We needed the ability to adapt on the fly for different run sizes. For us, Synergy is just simpler. Because we have short runs, being able to track it and tell me when something is trending out-of-control or out-of-specification is important, during those few hours. It also gives me the ability to compare previous runs,” commented Wayne Maurer of MET Plastics.

  • Transportation – Materials should be delivered to its point of use. Instead of raw materials being shipped from the vendor to the receiving location, processed, moved into a warehouse, and then transported to the assembly line, Lean demands that the material be shipped directly from the vendor to the point of location in the assembly line where it will be used.

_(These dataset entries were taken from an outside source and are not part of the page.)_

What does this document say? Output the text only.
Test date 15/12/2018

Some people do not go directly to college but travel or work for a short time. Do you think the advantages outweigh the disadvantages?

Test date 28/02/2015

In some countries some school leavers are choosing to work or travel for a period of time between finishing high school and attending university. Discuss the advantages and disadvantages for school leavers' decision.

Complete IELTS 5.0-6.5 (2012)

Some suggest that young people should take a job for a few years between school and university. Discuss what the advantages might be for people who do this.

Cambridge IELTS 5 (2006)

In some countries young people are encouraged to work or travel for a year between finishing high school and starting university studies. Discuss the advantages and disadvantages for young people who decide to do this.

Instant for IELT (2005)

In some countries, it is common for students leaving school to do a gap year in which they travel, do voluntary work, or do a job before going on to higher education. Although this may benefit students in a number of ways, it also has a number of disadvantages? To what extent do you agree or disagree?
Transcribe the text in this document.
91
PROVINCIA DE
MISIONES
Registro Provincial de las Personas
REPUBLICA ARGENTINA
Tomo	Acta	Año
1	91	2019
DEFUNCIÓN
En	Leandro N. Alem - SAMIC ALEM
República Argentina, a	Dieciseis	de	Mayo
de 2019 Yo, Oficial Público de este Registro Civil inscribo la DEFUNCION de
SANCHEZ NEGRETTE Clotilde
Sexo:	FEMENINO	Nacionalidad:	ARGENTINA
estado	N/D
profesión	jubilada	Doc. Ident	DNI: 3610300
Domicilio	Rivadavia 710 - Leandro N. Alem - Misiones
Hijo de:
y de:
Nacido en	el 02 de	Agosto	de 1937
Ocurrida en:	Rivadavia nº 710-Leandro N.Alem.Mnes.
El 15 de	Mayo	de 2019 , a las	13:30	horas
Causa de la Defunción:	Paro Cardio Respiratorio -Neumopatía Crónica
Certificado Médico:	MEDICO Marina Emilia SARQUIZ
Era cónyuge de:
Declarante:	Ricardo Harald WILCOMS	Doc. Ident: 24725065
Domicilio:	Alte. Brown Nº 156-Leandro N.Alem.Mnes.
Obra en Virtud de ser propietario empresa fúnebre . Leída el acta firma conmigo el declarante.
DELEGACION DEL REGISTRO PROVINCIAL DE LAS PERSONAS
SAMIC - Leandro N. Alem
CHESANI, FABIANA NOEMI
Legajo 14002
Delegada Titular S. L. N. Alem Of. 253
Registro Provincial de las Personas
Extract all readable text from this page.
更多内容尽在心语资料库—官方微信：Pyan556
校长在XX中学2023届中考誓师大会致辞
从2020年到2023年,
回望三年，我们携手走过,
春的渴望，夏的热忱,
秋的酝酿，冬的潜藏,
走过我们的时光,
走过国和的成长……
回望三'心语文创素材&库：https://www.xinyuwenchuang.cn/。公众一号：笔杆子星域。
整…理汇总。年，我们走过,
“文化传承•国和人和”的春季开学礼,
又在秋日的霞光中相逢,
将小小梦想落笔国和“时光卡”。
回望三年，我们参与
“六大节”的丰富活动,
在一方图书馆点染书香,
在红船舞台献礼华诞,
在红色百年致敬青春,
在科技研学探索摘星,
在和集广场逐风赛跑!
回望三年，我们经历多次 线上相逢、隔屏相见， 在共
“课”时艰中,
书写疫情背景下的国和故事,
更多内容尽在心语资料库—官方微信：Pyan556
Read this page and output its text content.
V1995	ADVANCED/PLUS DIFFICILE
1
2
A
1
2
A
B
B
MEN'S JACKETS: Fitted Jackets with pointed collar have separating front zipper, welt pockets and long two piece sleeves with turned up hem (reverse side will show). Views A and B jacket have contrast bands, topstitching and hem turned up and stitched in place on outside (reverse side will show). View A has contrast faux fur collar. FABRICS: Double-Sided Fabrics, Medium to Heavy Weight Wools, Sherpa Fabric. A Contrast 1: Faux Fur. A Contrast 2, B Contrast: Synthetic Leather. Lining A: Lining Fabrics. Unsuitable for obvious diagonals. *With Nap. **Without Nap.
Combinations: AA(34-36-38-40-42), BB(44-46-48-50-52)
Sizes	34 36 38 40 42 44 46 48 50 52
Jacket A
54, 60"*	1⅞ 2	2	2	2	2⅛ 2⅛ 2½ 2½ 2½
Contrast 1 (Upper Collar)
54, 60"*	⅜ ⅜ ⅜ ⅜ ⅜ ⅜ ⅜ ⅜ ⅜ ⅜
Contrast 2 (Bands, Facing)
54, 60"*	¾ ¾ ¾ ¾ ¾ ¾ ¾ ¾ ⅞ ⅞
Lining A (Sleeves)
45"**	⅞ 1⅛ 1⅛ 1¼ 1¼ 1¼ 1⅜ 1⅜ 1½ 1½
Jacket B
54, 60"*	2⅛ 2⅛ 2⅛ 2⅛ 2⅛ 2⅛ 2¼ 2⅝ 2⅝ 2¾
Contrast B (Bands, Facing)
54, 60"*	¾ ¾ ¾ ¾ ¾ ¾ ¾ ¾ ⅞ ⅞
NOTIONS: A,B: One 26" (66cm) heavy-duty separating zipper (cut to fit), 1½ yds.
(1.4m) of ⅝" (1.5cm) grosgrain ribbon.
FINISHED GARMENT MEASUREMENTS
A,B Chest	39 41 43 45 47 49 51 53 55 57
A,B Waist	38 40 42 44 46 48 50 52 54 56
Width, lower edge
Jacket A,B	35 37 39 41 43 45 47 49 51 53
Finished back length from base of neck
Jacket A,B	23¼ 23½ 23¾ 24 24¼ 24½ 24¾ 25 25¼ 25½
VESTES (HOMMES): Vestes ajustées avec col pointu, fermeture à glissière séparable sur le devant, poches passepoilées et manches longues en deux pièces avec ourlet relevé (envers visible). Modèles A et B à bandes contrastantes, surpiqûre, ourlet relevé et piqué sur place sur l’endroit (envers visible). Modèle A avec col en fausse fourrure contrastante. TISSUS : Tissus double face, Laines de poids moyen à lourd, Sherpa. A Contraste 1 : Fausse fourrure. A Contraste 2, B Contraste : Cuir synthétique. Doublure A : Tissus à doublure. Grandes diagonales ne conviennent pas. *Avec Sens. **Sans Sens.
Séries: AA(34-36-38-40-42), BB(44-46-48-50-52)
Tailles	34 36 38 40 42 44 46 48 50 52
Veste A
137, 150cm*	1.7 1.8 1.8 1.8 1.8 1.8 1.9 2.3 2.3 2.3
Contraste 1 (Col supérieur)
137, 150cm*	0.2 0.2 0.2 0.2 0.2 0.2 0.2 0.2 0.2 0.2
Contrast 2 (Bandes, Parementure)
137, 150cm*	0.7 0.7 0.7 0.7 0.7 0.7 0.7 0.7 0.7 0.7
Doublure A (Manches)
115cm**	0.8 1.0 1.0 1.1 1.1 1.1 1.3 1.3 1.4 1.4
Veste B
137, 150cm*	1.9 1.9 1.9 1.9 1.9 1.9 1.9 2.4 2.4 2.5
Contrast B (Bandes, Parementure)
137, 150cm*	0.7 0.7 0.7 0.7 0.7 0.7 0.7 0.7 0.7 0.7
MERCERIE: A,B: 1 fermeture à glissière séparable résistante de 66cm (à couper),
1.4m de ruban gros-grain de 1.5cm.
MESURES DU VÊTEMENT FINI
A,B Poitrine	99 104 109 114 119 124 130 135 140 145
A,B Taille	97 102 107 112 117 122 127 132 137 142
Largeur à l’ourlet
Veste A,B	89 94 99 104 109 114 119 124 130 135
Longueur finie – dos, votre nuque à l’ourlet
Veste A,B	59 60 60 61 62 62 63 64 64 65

We make any plastic parts that go on the exterior of the car such as body side molding, door pillars, front grills, license garnish, back panel, trunk skins, spoilers, etc.,” said Ted Black, for A.P. Plasman-Windsor Plant. A.P. Plasman has four locations. Windsor Plant 1 does the molding and then sends the stock to the two paint locations. “There can be a week of inventory between plants depending on lead times for paint schedules. Before we implemented Synergy there was a risk if that we had stock in the pipeline that was out-of-specification we wouldn’t know about it for a week,” said Black. “Obviously, this would affect our productivity and our bottom line.”

  • Non-Value-Added-Processing – Some of the more common examples of this are reworking (the product of service should have been done correctly the first time), deburring (parts that should have been produced without burrs, which properly designed and maintaining tooling), and inspecting (parts should have been produced using statistical process control techniques to eliminate or minimize the amount of inspection required.

I think where Synergy has helped our company the most has been on final inspections. Since implementing Synergy we have reduced our rejects by 2/3rds,” remarked Bob Batsche of Carlisle & Finch Co.

  • Defects – Production defect errors waste resources in four ways. First, materials are consumed. Second, the labor used to produce the part the first time cannot be recovered. Third, labor is required to rework the product. Fourth, labor is required to address any forthcoming complaints.

The other way we are saving money is the fact that we have decreased considerably the amount of rework we are performing. Now we have the visibility to see when a process is trending towards going out of control. We can make adjustments so it doesn’t go out-of-control, saving us a tremendous amount of repackaging,” said Tim Stutzman of Oregon Freeze Dry.

  • Underutilized People – This includes underutilization of mental, creative, and physical skills and abilities.

Synergy saves us about 45 minutes of the operators’ time from how we operated previously. When you calculate this across 22 machines that comes out to about 33 man-hours a day,” commented Scott Chambers of Schoeneck Containers.

Continuous Process Improvement

As you can see the Synergy SPC Products can assist any Quality Initiatives in not only establishing a baseline, but also ensuring real-time monitoring for ongoing continuous process improvement. This data is readily available for regulatory or customer audits as well as in trouble shooting from previous runs.